New department at Roskilde school will target expat families who live and work in the region

 

Today Roskilde offers a truly wide selection of educational opportunities, from a world-renowned university and teacher training college, to high schools and a business college. Now the privately-run Skt Josef’s School, situated in the heart of the city, plans to open Roskilde’s first international department, primarily targeting the children of the expat families who live and work in the region.

 

For a long time, the board of trustees at Skt Josef´s School had been aware of the need for an international school outside Copenhagen. So they decided to take the initiative, and the new department will open its doors this August.

 

“It’s obvious that Roskilde should have an international school,” explained the city’s mayor Joy Mogensen. “With the exciting new research park planned at DTU Risø and the internationalisation of Roskilde University, it’s the perfect place. Roskilde is also home to a broad range of big international companies such as Rockwool International and Nycomed Takeda, so this international school makes a lot of sense.”

 

The new pupils will be taught the internationally-recognised Cambridge University Examinations Programmes. With more than 160 countries already using this programme, it makes the mobility of expat families much easier, since children can start a new school knowing they will be at exactly the same stage of the curriculum that they were at their previous school. 

 

“Skt Josef’s School has more than one hundred years of experience in running a successful school,” said the headteacher Thorsten Dyngby.  “We wanted to establish an international department because we believe that we have something important to offer: solid learning processes, tolerance, global understanding, and a strong set of values that all make an important contribution to child development.”

 

The international school and department is to be incorporated into the existing school, which today already has 700 pupils.
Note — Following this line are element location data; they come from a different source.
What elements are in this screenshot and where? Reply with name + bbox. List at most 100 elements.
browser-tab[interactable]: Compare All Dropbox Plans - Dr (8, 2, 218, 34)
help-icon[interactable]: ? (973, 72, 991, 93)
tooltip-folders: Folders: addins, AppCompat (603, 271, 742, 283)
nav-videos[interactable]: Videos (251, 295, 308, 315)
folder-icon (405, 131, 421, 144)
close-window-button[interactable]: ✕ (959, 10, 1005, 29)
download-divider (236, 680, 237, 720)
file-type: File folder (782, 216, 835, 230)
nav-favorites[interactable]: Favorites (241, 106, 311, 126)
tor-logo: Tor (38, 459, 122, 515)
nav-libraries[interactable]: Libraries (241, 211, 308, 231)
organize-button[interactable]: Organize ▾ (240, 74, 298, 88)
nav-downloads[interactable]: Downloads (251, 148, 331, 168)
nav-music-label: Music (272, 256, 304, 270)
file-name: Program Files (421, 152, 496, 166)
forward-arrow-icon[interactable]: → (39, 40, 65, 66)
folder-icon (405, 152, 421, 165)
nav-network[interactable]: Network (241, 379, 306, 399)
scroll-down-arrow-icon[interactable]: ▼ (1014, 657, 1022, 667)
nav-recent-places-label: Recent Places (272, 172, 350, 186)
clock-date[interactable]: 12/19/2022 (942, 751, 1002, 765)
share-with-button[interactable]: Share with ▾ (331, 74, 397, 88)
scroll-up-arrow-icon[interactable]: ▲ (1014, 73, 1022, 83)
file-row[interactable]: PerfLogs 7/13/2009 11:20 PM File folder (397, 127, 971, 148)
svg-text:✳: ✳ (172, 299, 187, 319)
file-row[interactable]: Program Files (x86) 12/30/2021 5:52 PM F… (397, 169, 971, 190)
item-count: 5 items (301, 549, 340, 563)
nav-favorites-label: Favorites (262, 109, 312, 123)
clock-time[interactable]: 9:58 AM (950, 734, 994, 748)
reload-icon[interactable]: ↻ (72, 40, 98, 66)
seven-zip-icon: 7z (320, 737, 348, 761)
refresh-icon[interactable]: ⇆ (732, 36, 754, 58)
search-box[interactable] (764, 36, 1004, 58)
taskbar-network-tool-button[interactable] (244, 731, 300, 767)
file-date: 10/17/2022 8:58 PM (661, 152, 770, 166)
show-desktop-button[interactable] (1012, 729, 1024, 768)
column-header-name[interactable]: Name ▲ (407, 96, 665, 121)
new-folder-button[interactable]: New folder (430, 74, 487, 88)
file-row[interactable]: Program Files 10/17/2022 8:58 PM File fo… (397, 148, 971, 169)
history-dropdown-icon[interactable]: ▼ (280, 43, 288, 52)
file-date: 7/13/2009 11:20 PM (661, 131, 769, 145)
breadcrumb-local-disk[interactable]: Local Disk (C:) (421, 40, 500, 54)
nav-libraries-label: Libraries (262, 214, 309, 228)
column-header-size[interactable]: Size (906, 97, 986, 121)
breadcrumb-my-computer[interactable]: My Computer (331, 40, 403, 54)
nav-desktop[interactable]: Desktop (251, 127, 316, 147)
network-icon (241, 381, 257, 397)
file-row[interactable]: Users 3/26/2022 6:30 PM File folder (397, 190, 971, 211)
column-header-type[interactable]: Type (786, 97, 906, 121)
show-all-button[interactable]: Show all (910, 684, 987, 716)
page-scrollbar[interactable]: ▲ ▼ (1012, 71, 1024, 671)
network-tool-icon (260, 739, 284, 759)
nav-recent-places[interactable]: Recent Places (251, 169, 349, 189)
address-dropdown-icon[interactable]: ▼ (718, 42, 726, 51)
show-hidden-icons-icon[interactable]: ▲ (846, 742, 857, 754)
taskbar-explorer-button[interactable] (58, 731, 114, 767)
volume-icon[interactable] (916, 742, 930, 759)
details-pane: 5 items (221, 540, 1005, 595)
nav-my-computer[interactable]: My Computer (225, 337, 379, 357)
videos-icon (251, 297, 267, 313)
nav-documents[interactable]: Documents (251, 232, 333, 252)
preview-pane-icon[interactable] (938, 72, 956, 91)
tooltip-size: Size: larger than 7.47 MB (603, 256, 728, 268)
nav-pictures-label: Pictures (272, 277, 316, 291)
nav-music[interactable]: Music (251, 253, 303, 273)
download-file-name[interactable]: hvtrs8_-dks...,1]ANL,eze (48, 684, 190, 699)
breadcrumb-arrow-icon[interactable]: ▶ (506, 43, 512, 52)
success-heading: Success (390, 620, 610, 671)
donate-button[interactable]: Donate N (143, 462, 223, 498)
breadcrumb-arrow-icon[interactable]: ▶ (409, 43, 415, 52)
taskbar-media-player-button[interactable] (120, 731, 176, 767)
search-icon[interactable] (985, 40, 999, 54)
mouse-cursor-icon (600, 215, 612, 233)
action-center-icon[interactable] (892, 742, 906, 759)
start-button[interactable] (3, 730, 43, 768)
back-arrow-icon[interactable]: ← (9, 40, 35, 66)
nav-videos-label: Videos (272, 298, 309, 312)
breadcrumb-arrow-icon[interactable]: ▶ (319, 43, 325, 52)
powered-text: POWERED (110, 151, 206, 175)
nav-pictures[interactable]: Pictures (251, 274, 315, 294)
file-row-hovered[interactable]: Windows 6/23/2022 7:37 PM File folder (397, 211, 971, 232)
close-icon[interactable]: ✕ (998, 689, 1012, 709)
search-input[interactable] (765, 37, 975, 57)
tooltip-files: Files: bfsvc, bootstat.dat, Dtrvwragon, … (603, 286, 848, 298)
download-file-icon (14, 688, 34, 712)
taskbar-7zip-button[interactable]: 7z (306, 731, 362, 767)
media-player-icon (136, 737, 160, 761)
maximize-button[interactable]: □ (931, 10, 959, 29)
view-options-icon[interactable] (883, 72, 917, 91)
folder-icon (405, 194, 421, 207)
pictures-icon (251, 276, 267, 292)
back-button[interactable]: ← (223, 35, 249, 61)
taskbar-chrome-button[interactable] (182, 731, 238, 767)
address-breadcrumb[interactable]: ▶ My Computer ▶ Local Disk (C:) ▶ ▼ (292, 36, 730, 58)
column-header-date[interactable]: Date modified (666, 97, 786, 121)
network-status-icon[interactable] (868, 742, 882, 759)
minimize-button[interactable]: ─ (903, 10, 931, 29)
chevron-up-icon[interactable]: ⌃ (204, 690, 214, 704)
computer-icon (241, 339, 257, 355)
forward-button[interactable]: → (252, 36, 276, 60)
This coming school year, primary children will be included in the first phase of the development, and over the next couple of years the plan is to offer a full syllabus to all 5-16 year-old  pupils.

 

“Right now we are also looking for new teachers who have the right qualifications, so things are pretty hectic,” said project manager Line Lorentzen. 

 

“We have started enrolling pupils and we have had contact from families all over the world. We have had a lot interest from the UK, the US and Europe but also from Africa and Asia. In the future, we expect to accommodate many more children from the Asia-Pacific region too, because of the strong position Roskilde holds with its upcoming research park within the cleantech industry.”

 

But for the time being, the focus is on the here and now. “We have planned the first school year,” added Lorentzen. “But we want to get things right because this is the first step of a long-term plan towards offering primary and secondary schooling and IGCSE exams in the region of Zealand.”